Das Kampffeld soll das Bewährungsfeld werden. Am Schluss werden
Leichen abgelesen, statt die Ähren zu lesen. Danach werden Steine
aufgerichtet. Zur Erinnerung an „unsere Helden.“
Nach der Schlacht von Jena und Auerstedt wurde die gesamte eingebrachte
Ernte vernichtet. Und doch bleibt die große Menschheits-Vision:
die von der endgültigen Verwandlung von „Schwertern zu Pflugscharen“.
Das ist die große Konversion, vor der jede Generation wieder neu
steht: dass die Schwerter, die Blut bringen, zu Pflugscharen werden,
die Leben bringen. Brotkörner statt Schrotkörner. Und Winzermesser
für den Wein, statt Spieße in den Bauch.
Krieg – ein typisch männliches Bewährungsfeld? Endlich
heraus aus der Langeweile des Alltags. Etwas Großes geschieht.
Der Kriegsgott als Gott der Stärke, der Männlichkeit, Tapferkeit,
Unerschrockenheit. Lebenslang wird davon erzählt. Hier kommen männliche
„Tugenden“ zum Tragen – im ewigen Streit zwischen
dem Lebenskonzept „Sparta“ und dem von „Athen“.

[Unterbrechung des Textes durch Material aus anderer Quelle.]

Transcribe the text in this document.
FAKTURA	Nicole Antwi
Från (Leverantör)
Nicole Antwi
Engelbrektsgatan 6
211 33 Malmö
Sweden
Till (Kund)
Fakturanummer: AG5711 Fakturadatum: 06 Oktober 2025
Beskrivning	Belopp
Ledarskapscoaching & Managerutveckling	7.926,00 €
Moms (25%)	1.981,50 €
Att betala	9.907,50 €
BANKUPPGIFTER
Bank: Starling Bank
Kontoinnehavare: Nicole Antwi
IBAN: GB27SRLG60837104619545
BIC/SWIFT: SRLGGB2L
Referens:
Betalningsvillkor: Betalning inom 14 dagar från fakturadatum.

Der „Herr der Heerscharen“ steht Pate, – oder Jupiter
und Mars. Da geht es um Gehorsam, (Todes-)Mut, Kameradschaft und Liebe
zum Vaterland, die man mit seinem eigenen Blut auf dem „Feld der
Ehre“ bezahlt.
Das Feld: Das Getreidefeld, das Landefeld, das Ruhefeld, das Kräftefeld,
das Erntefeld, das Schlachtfeld, das Flachfeld, das Brachfeld, Sehfeld,
das Eckfeld, das Blickfeld, das Kartoffelfeld, das Spielfeld, das Zielfeld,
das Stoppelfeld, das Riesenfeld, das Wechselfeld, das Mittelfeld, das
Kohlfeld, das Rollfeld, das Erdölfeld, das Rübenfeld, das
Grubenfeld, das Roggenfeld, das Birkenfeld, das Kohlenfeld, das Minenfeld,
das Wappenfeld, das Ährenfeld, das Gartenfeld, das Weizenfeld,
das Steinfeld, das Kornfeld, das Haferfeld, das Experimentierfeld, das
Exerzierfeld, das Ackerfeld, das Trümmerfeld, das Mauerfeld, das
Manöverfeld, das Angriffsfeld, das Spannungsfeld, das Versuchsfeld,
das Kolchosfeld, das Schussfeld, das Gefechtsfeld, das Gesichtsfeld,
das Arbeitsfeld, das Tätigkeitsfeld, das Saatfeld, das Magnetfeld,
das Kampffeld, das Schlachtfeld, das Sportfeld, das Blutfeld, das Kollektivfeld,
das Toleranzfeld, das Sturzfeld, das Feld ...
So viel mal Feld! Mythisch geworden das Amselfeld, das Lechfeld, das
Totenfeld vor Verdun, die Felder im Kursker Bogen, die Seelower Höhen.
Wie viel mal Feld! Wie viel mal Friedensfeld, wie viel mal Kriegsfeld,
wie viel mal Erkenntnisfeld, wie viel mal Sackgasse?
In der Urkatastrophe des 20. Jahrhunderts blieben sie „für
Gott, König und Verland“ auf dem Felde. Sie starben angeblich
„für uns“. Und als Helden, selbst in der Niederlage.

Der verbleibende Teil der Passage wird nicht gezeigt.